Oh, that is just exception handling.
You don't need that for your program to accomplish its purpose.

If you need a quick escape from exception handling and don't want to figure it out now, add 'throws Exception' to the end of public void main (String args[])

This is one of those tasks where it really helps to use a pen and paper to figure out how you would approach this, without even thinking about the programming language.

Your first question should be: ``how do I solve this mathematically/systematically?'' As I understand it, you haven't covered a lot of ground in your class yet, so the standard way of solving this (using modulus and division) is most likely the best way of doing it.

Your second question, once you've figured out what to do is how you do it. The answer to that includes getting familiar to the API[1] (describes what every single class in Java and its libraries can do) and using other resources, such as a forum, to get to know what is given to you.

Using the API as a starting point, and going to the String class, you'll find that everything you need for a String based approach is already there for you -- you've got String.length() and String.charAt(). These, combined with Integer.parseInt() are sufficient to perform your task as well. I believe a solution using these have already been posted.

Using this two step approach teaches a valuable concept -- programming is nothing more than implementing a solution to a problem, not the actual solution.

[1] http://java.sun.com/j2se/1.5.0/docs/api/index.html

Couldn't have said it better myself. I find it very important to think of programming as only an implementation of a solution rather than the actual sulution, and the String solution to me is more like a programming hack than the implementation of a pre meditated solution.

I disagree about the String solution being a hack.
String is more or less an immutable Character array.

It's a lot more efficient and clear to other people who may have to read the code if you solve it in a way that skips unneccessary steps and does it as simply as Possible. The API is there to help, and can really make things a lot easier. I agree with Ynef completely.

Whats wrong with:



Scanner keyboard = new Scanner(System.in);
String theNumber = keyboard.nextInt();
int sum = 0;

for (int i = 0; i < theNumber.length(); i++)
sum+=Integer.parseInt(theNumber.charAt(i));

System.out.println("Length of Number: " + theNumber.length());
System.out.println("Sum of Number: " + sum);

I disagree about the String solution being a hack.
String is more or less an immutable Character array.
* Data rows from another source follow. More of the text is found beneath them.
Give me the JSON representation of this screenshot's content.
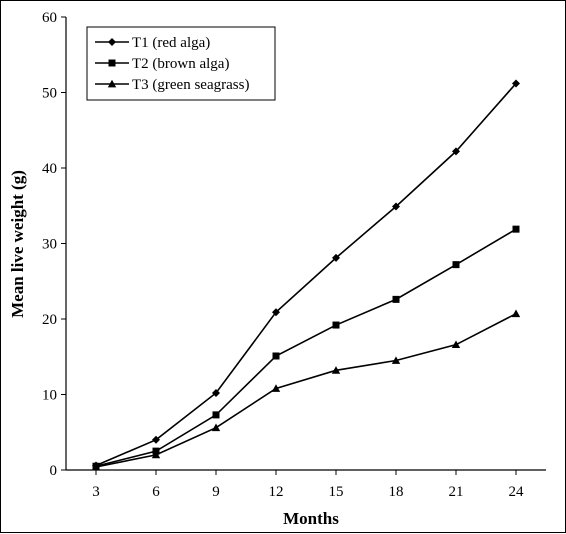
{
  "chart_data": {
    "type": "line",
    "title": "",
    "xlabel": "Months",
    "ylabel": "Mean live weight (g)",
    "x": [
      3,
      6,
      9,
      12,
      15,
      18,
      21,
      24
    ],
    "ylim": [
      0,
      60
    ],
    "yticks": [
      0,
      10,
      20,
      30,
      40,
      50,
      60
    ],
    "grid": false,
    "legend_position": "top-left",
    "series": [
      {
        "name": "T1 (red alga)",
        "marker": "diamond",
        "values": [
          0.6,
          4.0,
          10.2,
          20.9,
          28.1,
          34.9,
          42.2,
          51.2
        ]
      },
      {
        "name": "T2 (brown alga)",
        "marker": "square",
        "values": [
          0.5,
          2.5,
          7.3,
          15.1,
          19.2,
          22.6,
          27.2,
          31.9
        ]
      },
      {
        "name": "T3 (green seagrass)",
        "marker": "triangle",
        "values": [
          0.4,
          2.0,
          5.6,
          10.8,
          13.2,
          14.5,
          16.6,
          20.7
        ]
      }
    ]
  }
}
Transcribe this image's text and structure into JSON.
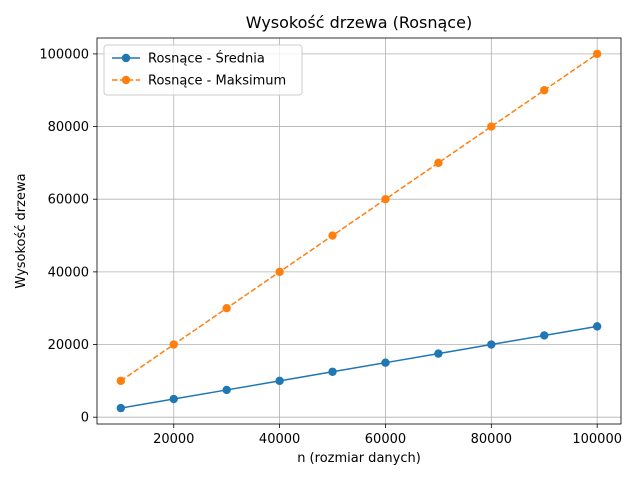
{
  "chart_data": {
    "type": "line",
    "title": "Wysokość drzewa (Rosnące)",
    "xlabel": "n (rozmiar danych)",
    "ylabel": "Wysokość drzewa",
    "x": [
      10000,
      20000,
      30000,
      40000,
      50000,
      60000,
      70000,
      80000,
      90000,
      100000
    ],
    "xlim": [
      5500,
      104500
    ],
    "ylim": [
      -1875,
      104375
    ],
    "xticks": [
      20000,
      40000,
      60000,
      80000,
      100000
    ],
    "yticks": [
      0,
      20000,
      40000,
      60000,
      80000,
      100000
    ],
    "xtick_labels": [
      "20000",
      "40000",
      "60000",
      "80000",
      "100000"
    ],
    "ytick_labels": [
      "0",
      "20000",
      "40000",
      "60000",
      "80000",
      "100000"
    ],
    "grid": true,
    "legend_position": "top-left",
    "series": [
      {
        "name": "Rosnące - Średnia",
        "values": [
          2500,
          5000,
          7500,
          10000,
          12500,
          15000,
          17500,
          20000,
          22500,
          25000
        ],
        "color": "#1f77b4",
        "line_style": "solid",
        "marker": "circle"
      },
      {
        "name": "Rosnące - Maksimum",
        "values": [
          10000,
          20000,
          30000,
          40000,
          50000,
          60000,
          70000,
          80000,
          90000,
          100000
        ],
        "color": "#ff7f0e",
        "line_style": "dashed",
        "marker": "circle"
      }
    ]
  }
}
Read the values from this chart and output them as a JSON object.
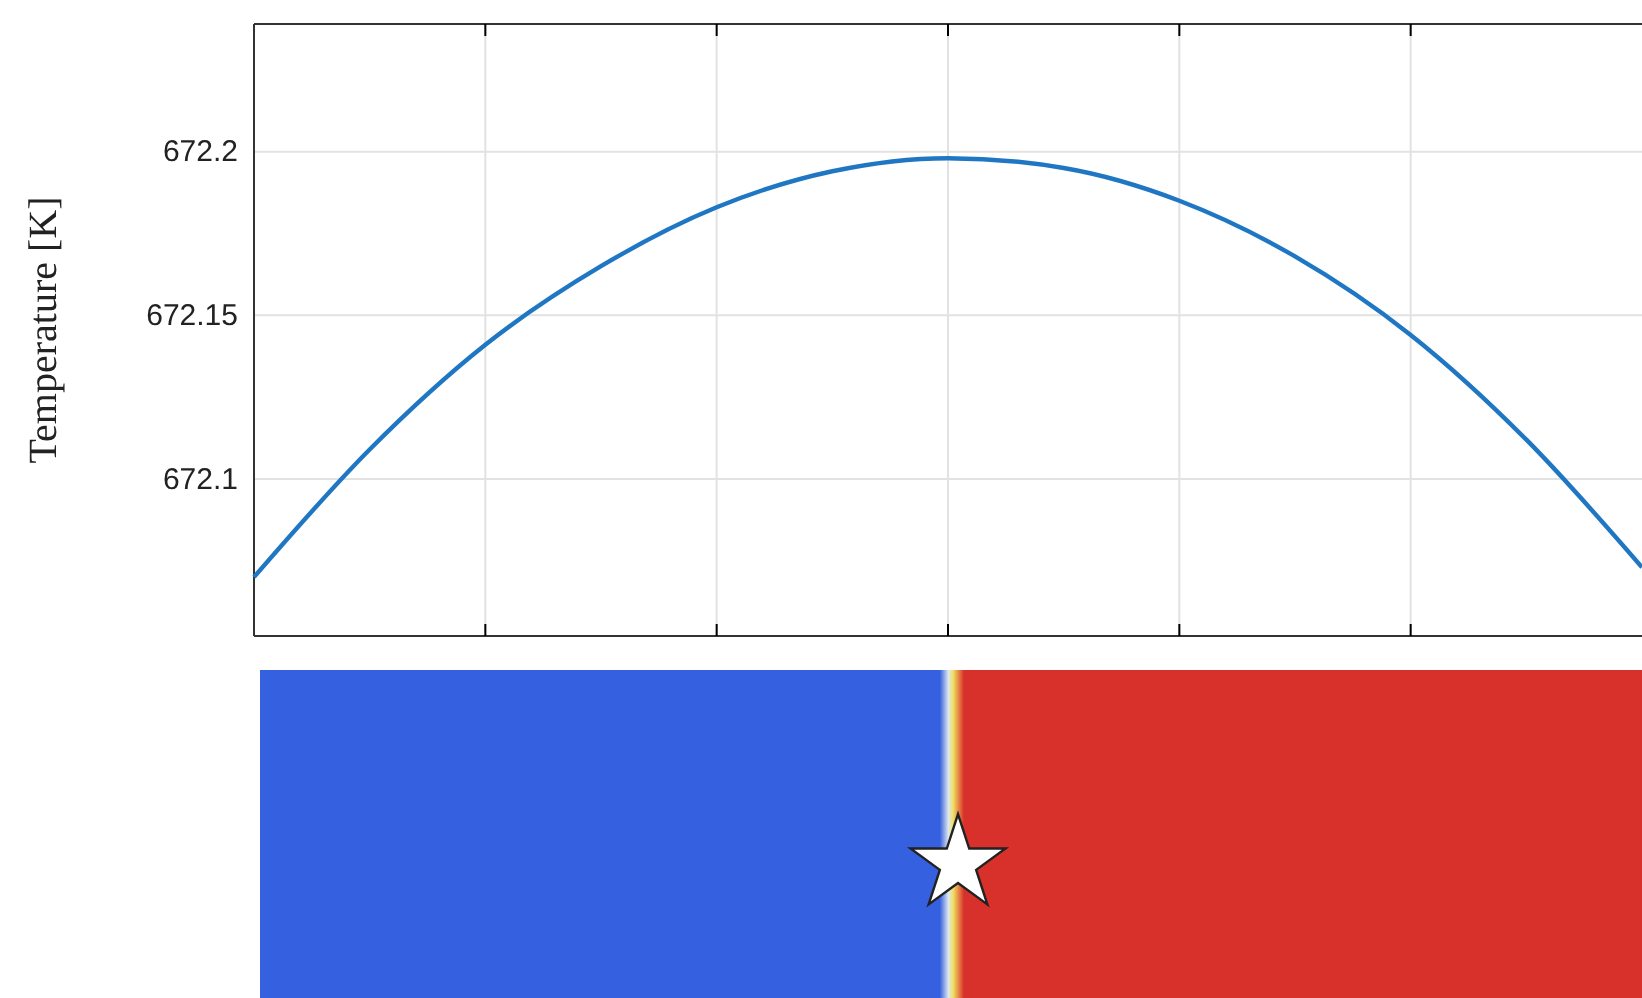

It's a lot more efficient and clear to other people who may have to read the code if you solve it in a way that skips unneccessary steps and does it as simply as Possible. The API is there to help, and can really make things a lot easier. I agree with Ynef completely.

Whats wrong with:



Scanner keyboard = new Scanner(System.in);
String theNumber = keyboard.nextInt();
int sum = 0;

for (int i = 0; i < theNumber.length(); i++)
sum+=Integer.parseInt(theNumber.charAt(i));

System.out.println("Length of Number: " + theNumber.length());
System.out.println("Sum of Number: " + sum);


I thought about that way too, but after looking at the Java API, I couldn't find a parseInt method that took a char as an argument, so I was forced to use the toString() method for the Character class.

That line could be rewritten like this:

parseInt( ( new Character( theNumber.charAt(i) ) ).toString() );

you can easily change a char that is a number to an int by subtracting the char for 0 from it:



int num = (int)(string.charAt(i) - '0');

If you need a string, you can always do things like this too:

Char - > String
String newStr = "" + 'c';

Int - > String
String newStr = "" + 7;

There's never just one way to do a task in programming - as you get more experience, you'll start being able to come up with 6 or 7 ways to do the same thing, and then rationalize a choice between them. When that happens for the first time, its an awesome feeling.

I love java.